God causes all things. God is settled. It is finished.  For us, it is not yet finished because we have to undergo a learning process.  We have to go through a dry run or a drill because when we get to be with Him forever and ever, we will live that way.  Christ wants us to experience how to live in heaven. If we are not interested, Christ will not force it on us; but He wants us to experience a life that has no Ibuprofen, Mefenamic Acid, or Paracetamol.   There is the prayer of faith.  The Scriptures says, “Is anyone sick among you?  Let the prayer of faith heal you.”  God wants us to level up.  If we experience headache, colds and cough, or flu, we immediately go to our medicine cabinets.  Let us eliminate one by one these medications in our body.  God wants us to grow.

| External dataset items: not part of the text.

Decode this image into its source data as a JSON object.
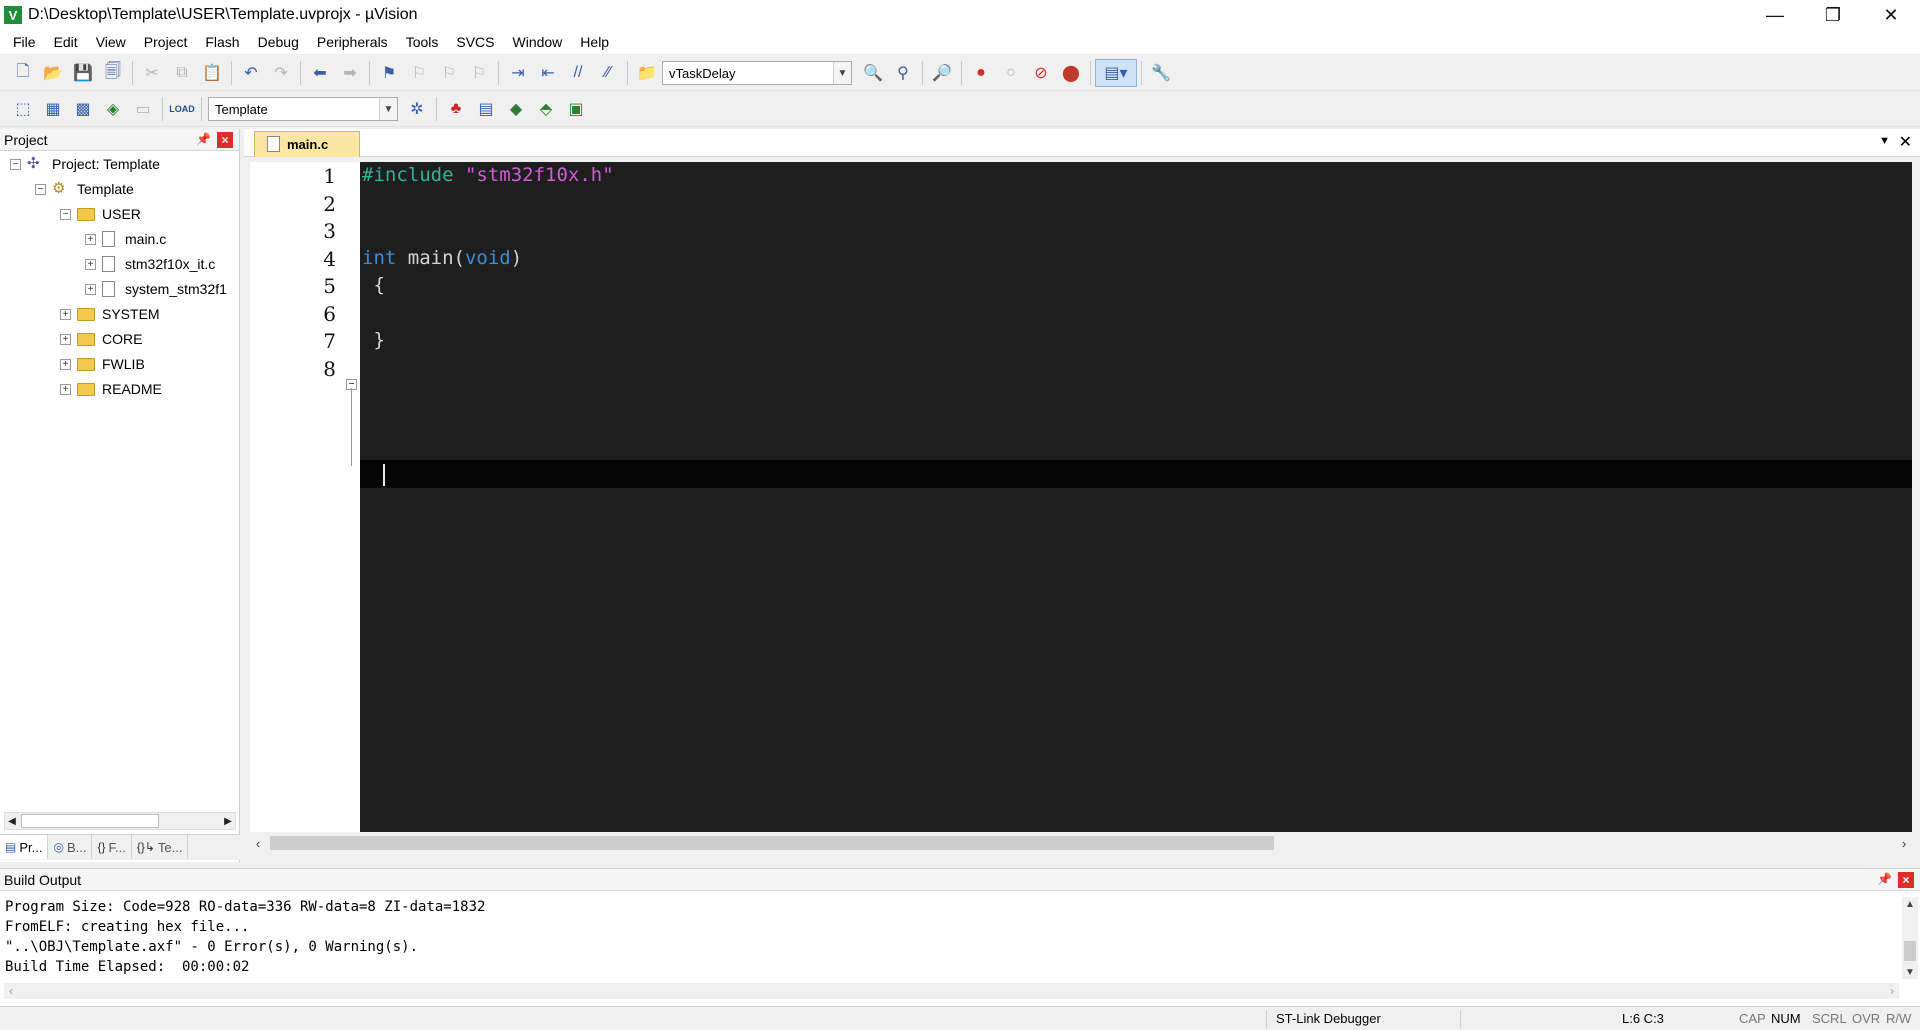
{
  "window": {
    "title": "D:\\Desktop\\Template\\USER\\Template.uvprojx - µVision",
    "minimize": "—",
    "restore": "❐",
    "close": "✕"
  },
  "menu": [
    "File",
    "Edit",
    "View",
    "Project",
    "Flash",
    "Debug",
    "Peripherals",
    "Tools",
    "SVCS",
    "Window",
    "Help"
  ],
  "toolbar1": {
    "find_combo_value": "vTaskDelay"
  },
  "toolbar2": {
    "target_combo_value": "Template",
    "load_label": "LOAD"
  },
  "project_panel": {
    "title": "Project",
    "tree": {
      "root": "Project: Template",
      "target": "Template",
      "user_folder": "USER",
      "files": [
        "main.c",
        "stm32f10x_it.c",
        "system_stm32f1"
      ],
      "folders": [
        "SYSTEM",
        "CORE",
        "FWLIB",
        "README"
      ]
    },
    "tabs": [
      "Pr...",
      "B...",
      "F...",
      "Te..."
    ]
  },
  "editor": {
    "active_tab": "main.c",
    "line_numbers": [
      "1",
      "2",
      "3",
      "4",
      "5",
      "6",
      "7",
      "8"
    ],
    "code": {
      "l1_directive": "#include",
      "l1_string": "\"stm32f10x.h\"",
      "l4_type": "int",
      "l4_name": " main(",
      "l4_param": "void",
      "l4_close": ")",
      "l5": " {",
      "l7": " }"
    }
  },
  "build_output": {
    "title": "Build Output",
    "lines": [
      "Program Size: Code=928 RO-data=336 RW-data=8 ZI-data=1832",
      "FromELF: creating hex file...",
      "\"..\\OBJ\\Template.axf\" - 0 Error(s), 0 Warning(s).",
      "Build Time Elapsed:  00:00:02"
    ]
  },
  "status": {
    "debugger": "ST-Link Debugger",
    "position": "L:6 C:3",
    "cap": "CAP",
    "num": "NUM",
    "scrl": "SCRL",
    "ovr": "OVR",
    "rw": "R/W"
  }
}
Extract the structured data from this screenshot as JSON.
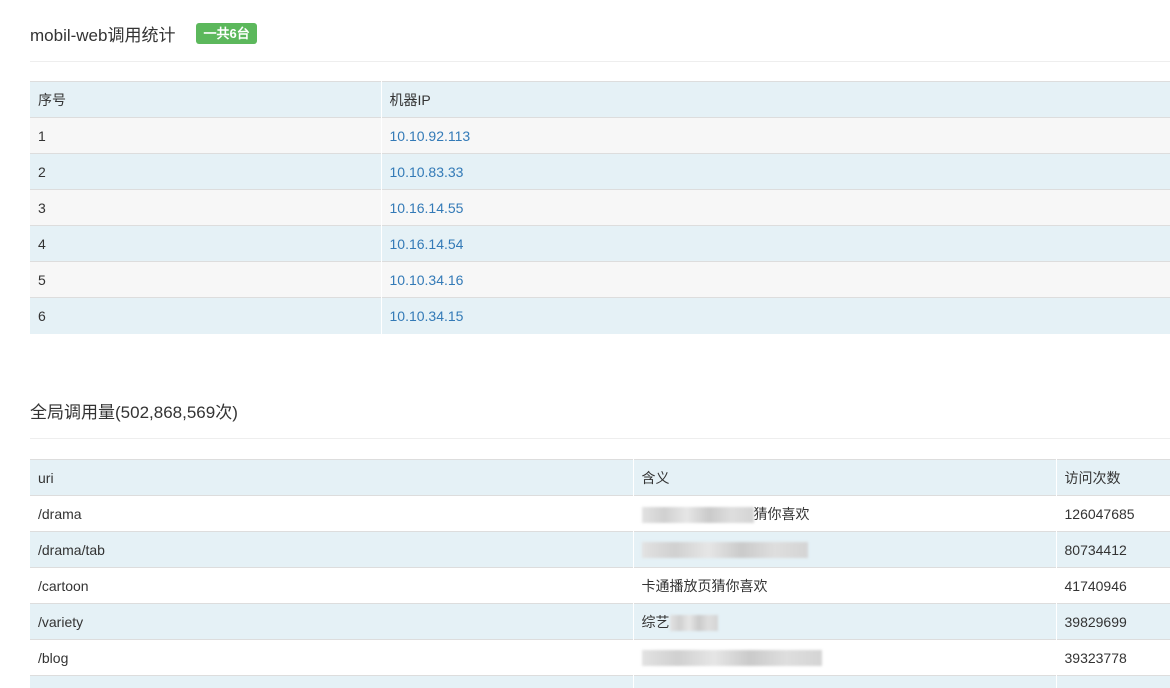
{
  "machine_section": {
    "title": "mobil-web调用统计",
    "badge": "一共6台",
    "columns": [
      "序号",
      "机器IP"
    ],
    "rows": [
      {
        "index": "1",
        "ip": "10.10.92.113"
      },
      {
        "index": "2",
        "ip": "10.10.83.33"
      },
      {
        "index": "3",
        "ip": "10.16.14.55"
      },
      {
        "index": "4",
        "ip": "10.16.14.54"
      },
      {
        "index": "5",
        "ip": "10.10.34.16"
      },
      {
        "index": "6",
        "ip": "10.10.34.15"
      }
    ]
  },
  "global_section": {
    "title": "全局调用量(502,868,569次)",
    "columns": [
      "uri",
      "含义",
      "访问次数"
    ],
    "rows": [
      {
        "uri": "/drama",
        "meaning": "猜你喜欢",
        "count": "126047685"
      },
      {
        "uri": "/drama/tab",
        "meaning": "",
        "count": "80734412"
      },
      {
        "uri": "/cartoon",
        "meaning": "卡通播放页猜你喜欢",
        "count": "41740946"
      },
      {
        "uri": "/variety",
        "meaning": "综艺",
        "count": "39829699"
      },
      {
        "uri": "/blog",
        "meaning": "",
        "count": "39323778"
      }
    ]
  }
}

In the Amplified Translation of Mark 11:24, Jesus said, “Therefore I say to you, all things for which you pray and ask, believe that you have received them, and they will be granted you. For this reason I am telling you whatever you ask in prayer, which is in accordance with God’s will, believe and with confident trust you will have receive them and they will be given to you.” Believe and ask in prayer in accordance to God’s will.  We have to come in prayer and believe.  We cannot just pray things and expect things to happen.   We have to grow in our prayer life. 1John 5:14-15, “This is the confidence which we have before Him, that, if we ask anything according to His will, He hears us. And if we know that He hears us in whatever we ask, we know that we have the requests which we have asked from Him.”

 

The second requirement in prayer is forgiveness.  This is seen in Mark 24:25 and James 5:14-15. Prayer, faith, and forgiveness are all lumped together.  Jesus said, “Whenever you stand praying, forgive, if you have anything against anyone, so that your Father who is in heaven will also forgive you your transgressions.” 

 

The last requirement is fortitude or persistence.  This is one saying, “I am strong!  I am all the way! I will not give up!”  In Luke 11:5-8, Jesus said, “Suppose one of you has a friend, and goes to him at midnight and says to him, ‘Friend, lend me three loaves; for a friend of mine has come to me from a journey, and I have nothing to set before him; and from inside he answers and says, ‘Do not bother me; the door has already been shut and my children and I are in bed; I cannot get up and give you anything.’ I tell you, even though he will not get up and give him anything because he is his friend, yet because of his persistence, he will get up and give him as much as he needs.” 

 

We know that we can’t twist God’s arms. If it is not His will, even if we are persistent, we will not get it.  It is according to His will.  In verse 9, Jesus said, “Because of this, I say to you, ask, and keep on asking and it will be given unto you; seek and keep on seeking and you will find; knock, and keep on knocking, and the door will be open to you.”  One of the greatest tragedies of man’s life is giving up right at the point when our prayers will be answered already. Don’t give up!  Acts 12:5 from The Message translation says, “All the time that Peter was under heavy guard in the jailhouse, the church prayed for him most strenuously.”  Colossians 4:12, “Your own Ephapras who serves Christ Jesus send his greetings, he always prays hard that you may fully know what the Lord wants you to do that you do it completely.”  

 

Pray! As we go through each day, pray. We are calling on the resources of heaven.  Don’t worry; pray! Don’t be anxious; pray!  Don’t live as if there is no God.  There is a God who is willing and who is more than willing and it is His Father’s good pleasure to give you the Kingdom.   He rejoices whenever we pray.   It is like God is saying, “Wow, they ask Me for this. They believe that I can do it and I can and so, I will send the answer because the answer is already given.”